C’est le retour des « vieux de la vieille » du cinéma US, ceux qui ont incarné ce renouveau dans les années 1970. Abel Ferrara nous a récemment livré sa vision de la fin du monde avec « 4h44, dernier jour sur terre« , Francis Ford Coppola une version expérimentale des films de vampire avec « Twixt« . A 73 ans, Brian de Palma revisite quant à lui ses propres films d’horreur, devenus des classiques du genre. Produit par le français Saïd Ben Saïd, « Passion » est un remake de l’ultime film écrit par Alain Corneau, « Crime d’Amour », interprété par Kristin Scott-Thomas et Ludivine Sagnier.

Dans les bureaux berlinois d’une agence de communication internationale, Christine (Rachel McAdams) et Isabelle (Noomi Rapace), respectivement la directrice et son assistante, s’apprêtent à se livrer un sanglant combat sous fond de guerre de pouvoir. Entre manipulation et jeux sexuels, la blonde et la brune, telles des mantes religieuses, s’entre-dévorent écartant tous les protagonistes masculins sur leur passage.

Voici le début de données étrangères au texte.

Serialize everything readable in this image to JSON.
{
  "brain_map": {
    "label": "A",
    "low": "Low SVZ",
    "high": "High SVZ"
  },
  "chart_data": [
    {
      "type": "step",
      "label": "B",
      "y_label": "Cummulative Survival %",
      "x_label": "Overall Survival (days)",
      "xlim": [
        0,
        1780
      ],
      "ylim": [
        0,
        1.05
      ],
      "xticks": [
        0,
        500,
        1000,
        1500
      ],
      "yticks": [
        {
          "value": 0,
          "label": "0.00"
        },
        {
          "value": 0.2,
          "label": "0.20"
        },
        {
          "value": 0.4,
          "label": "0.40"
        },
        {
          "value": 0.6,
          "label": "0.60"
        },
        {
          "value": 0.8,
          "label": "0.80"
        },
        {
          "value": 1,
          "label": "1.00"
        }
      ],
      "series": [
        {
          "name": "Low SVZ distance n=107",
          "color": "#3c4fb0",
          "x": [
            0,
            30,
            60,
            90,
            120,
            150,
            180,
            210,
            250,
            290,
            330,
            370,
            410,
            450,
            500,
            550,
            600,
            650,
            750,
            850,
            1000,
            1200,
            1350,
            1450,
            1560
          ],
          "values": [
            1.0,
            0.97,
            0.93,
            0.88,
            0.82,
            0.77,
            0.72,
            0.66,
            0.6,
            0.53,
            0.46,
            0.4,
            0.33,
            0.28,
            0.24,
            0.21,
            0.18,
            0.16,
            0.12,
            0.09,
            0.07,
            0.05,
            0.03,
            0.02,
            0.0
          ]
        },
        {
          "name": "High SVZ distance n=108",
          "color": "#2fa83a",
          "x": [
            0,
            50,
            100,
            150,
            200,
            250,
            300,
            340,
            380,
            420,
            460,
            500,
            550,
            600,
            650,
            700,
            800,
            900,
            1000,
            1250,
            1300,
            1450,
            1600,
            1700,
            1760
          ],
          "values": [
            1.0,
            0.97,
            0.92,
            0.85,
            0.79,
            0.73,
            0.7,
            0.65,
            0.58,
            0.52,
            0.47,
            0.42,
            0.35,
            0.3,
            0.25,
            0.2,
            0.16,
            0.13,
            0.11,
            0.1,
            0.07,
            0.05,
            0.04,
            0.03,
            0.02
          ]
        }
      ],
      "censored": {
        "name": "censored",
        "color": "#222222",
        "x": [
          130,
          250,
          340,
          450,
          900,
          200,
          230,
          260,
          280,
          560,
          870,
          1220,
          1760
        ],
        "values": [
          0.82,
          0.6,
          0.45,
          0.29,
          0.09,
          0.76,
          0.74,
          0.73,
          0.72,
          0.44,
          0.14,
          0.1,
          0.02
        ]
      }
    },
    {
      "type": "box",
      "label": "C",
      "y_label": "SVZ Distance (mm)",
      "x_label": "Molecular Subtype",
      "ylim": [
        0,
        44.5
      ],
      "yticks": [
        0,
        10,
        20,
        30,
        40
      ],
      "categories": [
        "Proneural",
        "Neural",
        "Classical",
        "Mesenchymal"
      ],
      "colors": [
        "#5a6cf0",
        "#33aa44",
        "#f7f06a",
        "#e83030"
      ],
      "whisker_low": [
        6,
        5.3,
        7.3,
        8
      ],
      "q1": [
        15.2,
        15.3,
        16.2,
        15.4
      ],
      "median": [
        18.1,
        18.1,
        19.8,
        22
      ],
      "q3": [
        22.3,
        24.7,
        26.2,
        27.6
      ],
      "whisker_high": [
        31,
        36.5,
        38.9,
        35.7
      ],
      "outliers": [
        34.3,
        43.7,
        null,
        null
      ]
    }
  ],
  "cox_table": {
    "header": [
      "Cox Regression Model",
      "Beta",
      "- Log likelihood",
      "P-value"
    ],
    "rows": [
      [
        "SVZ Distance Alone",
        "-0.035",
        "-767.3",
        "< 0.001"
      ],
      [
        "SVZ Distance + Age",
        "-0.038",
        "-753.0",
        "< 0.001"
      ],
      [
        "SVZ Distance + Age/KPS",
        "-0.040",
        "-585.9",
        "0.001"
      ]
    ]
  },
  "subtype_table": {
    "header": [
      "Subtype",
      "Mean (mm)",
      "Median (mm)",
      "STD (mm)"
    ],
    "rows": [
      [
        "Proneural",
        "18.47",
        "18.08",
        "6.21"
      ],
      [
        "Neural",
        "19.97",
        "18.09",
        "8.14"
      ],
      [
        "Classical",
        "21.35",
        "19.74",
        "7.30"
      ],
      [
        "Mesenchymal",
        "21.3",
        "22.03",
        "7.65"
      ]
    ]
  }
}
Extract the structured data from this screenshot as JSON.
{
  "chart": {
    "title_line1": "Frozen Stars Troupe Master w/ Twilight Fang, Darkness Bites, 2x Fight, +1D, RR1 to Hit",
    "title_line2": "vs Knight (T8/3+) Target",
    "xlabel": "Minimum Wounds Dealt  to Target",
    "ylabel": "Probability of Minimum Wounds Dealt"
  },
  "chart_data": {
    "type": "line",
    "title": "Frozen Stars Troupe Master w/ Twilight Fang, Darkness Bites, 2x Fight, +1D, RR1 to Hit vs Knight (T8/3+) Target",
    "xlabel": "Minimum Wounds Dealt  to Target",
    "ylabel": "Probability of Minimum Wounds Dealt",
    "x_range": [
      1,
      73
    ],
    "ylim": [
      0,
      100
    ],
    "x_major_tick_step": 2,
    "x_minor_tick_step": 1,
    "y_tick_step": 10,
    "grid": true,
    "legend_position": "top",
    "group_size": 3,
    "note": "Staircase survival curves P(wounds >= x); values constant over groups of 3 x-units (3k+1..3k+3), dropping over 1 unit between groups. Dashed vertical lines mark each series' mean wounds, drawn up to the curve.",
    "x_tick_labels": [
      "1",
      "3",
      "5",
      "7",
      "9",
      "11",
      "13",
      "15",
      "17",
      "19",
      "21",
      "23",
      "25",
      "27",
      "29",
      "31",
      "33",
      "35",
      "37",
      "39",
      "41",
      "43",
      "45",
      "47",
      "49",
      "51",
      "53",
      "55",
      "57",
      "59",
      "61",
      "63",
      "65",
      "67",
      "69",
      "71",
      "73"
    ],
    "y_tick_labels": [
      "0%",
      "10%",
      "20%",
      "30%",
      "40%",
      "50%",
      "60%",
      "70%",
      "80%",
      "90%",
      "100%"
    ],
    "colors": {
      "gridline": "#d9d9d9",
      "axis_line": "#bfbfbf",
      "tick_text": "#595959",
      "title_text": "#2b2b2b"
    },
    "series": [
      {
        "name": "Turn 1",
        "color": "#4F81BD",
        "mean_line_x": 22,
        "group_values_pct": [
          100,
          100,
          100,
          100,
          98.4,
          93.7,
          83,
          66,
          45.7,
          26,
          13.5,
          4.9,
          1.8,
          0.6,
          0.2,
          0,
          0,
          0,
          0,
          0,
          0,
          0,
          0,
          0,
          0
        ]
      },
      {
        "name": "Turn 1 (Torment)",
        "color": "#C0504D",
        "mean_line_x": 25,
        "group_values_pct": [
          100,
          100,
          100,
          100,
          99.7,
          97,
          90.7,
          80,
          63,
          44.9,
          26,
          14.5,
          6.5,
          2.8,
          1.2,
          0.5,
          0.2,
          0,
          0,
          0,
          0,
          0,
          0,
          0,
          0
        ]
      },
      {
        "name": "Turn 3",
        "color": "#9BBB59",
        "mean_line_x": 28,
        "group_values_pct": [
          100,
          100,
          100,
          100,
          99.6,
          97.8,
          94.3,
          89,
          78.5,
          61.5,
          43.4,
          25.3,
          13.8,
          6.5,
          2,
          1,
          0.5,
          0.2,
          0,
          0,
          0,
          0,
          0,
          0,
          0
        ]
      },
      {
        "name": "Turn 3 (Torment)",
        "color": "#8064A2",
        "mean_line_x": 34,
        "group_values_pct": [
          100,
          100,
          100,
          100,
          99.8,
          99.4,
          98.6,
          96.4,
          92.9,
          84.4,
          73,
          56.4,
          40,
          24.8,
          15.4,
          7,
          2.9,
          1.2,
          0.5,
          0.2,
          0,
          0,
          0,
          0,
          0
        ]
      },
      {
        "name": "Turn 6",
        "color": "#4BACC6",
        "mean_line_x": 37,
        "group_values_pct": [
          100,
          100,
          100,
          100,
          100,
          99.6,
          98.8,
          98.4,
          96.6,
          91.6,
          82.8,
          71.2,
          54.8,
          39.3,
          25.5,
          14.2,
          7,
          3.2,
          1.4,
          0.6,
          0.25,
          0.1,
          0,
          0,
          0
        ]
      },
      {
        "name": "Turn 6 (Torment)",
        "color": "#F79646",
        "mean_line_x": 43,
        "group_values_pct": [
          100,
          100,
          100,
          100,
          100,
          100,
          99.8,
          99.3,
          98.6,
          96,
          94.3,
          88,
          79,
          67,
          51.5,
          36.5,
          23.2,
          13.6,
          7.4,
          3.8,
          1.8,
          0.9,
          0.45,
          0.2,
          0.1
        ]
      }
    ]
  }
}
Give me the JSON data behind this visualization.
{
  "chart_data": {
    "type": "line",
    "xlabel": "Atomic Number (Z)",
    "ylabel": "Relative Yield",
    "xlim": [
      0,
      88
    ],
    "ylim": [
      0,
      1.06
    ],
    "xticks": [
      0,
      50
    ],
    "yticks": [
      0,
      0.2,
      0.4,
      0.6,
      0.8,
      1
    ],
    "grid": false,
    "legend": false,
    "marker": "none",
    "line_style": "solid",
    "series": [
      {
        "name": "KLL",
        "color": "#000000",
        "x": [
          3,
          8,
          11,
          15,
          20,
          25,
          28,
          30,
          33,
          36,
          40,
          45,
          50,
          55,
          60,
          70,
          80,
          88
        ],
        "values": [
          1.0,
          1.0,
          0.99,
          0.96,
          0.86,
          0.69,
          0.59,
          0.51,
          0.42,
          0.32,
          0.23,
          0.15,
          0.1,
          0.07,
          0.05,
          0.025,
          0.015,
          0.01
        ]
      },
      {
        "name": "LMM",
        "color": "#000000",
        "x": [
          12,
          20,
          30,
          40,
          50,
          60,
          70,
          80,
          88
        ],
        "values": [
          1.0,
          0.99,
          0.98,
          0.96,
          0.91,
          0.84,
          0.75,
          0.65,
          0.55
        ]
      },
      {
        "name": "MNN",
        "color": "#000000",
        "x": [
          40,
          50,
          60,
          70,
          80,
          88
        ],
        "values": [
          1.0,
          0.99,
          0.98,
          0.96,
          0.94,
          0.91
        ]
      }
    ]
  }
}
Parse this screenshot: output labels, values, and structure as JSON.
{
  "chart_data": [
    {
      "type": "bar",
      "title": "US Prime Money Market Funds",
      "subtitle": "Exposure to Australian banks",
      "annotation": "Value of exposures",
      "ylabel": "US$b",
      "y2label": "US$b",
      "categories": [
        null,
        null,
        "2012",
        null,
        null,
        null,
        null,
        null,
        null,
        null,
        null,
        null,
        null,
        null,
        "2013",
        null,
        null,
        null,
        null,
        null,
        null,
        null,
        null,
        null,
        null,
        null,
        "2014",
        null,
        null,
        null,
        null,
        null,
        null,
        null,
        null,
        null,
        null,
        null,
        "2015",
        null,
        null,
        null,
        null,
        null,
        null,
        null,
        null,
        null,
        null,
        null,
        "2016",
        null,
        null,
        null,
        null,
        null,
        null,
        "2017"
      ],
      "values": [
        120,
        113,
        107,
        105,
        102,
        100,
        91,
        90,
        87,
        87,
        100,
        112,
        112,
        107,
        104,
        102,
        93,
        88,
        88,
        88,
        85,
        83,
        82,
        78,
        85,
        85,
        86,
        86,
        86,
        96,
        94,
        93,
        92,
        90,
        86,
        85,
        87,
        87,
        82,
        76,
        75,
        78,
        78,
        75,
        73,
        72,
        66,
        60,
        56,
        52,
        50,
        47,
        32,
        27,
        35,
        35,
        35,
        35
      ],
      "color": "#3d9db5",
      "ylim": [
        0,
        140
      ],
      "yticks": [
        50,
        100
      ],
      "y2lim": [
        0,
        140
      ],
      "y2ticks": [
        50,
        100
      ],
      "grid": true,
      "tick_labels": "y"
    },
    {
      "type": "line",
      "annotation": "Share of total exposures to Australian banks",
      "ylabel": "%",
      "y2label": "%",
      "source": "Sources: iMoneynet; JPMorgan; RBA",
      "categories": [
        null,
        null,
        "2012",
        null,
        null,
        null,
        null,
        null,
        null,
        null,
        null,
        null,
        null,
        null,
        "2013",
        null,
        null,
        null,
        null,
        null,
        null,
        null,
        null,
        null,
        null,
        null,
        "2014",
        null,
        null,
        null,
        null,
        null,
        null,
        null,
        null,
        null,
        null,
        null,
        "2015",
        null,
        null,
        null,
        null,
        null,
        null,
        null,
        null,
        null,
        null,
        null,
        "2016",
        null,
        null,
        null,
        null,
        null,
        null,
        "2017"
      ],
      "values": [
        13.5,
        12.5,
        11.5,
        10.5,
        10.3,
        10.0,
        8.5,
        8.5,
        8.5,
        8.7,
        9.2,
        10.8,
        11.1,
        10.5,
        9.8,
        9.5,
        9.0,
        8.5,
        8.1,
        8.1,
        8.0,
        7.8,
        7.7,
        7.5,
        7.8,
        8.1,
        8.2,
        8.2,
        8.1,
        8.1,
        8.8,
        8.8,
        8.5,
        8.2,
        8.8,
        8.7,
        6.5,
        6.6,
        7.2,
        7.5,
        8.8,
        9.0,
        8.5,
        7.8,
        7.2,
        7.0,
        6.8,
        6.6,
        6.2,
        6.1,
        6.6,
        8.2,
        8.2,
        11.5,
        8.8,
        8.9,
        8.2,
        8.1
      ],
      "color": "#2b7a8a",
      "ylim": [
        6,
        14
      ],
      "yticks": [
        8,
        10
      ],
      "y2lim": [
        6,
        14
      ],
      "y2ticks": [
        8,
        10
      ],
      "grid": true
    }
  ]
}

L’adaptation du film d’Alain Corneau est assez fidèle: le spectateur qui a en tête « Crime d’amour » n’aura malheureusement pas l’effet de surprise des basculements de situation. Certains dialogues sont même strictement identiques. Mais Brian de Palma est un cinéaste malin: respectant l’œuvre du cinéaste français, il a ajouté son propre univers: alors que le film d’Alain Corneau est glacial dans un univers aseptisé, le film de Brian De Palma est d’une totale extravagance. Il rappelle même l’univers d’un autre vétéran, Dario Argento. « Passion » va également plus loin dans les jeux sexuels et la perversion en faisant du personnage de l’assistant d’Isabelle dans le film de Corneau, une femme.

Fou de jazz, Alain Corneau avait placé dans son « Crime d’Amour » des plages musicales de Pharoah Sanders. Brian de Palma a fait appel à son fidèle Pino Donaggio qui compose une musique assez délirante, toute droite sortie des années 1980.

Dans « Passion », Brian de Palma rend surtout un très bel hommage à ces films noirs des années 1950: les plans à mi-hauteur, les cages d’escaliers circulaires, les ombres striées des stores qui se reflètent sur les décors et les visages… Avec ingéniosité, le cinéaste renoue avec le thriller et n’oublie pas ses maîtres, qu’ils s’appellent Alfred Hitchcock ou Georges Franju (le masque des « Yeux sans visage » est terrifiant).

« Passion » est ainsi un film jouissif d’un cinéaste libre qui s’adonne ici à ses propres obsessions, qu’elles soient saphiques ou meurtrières.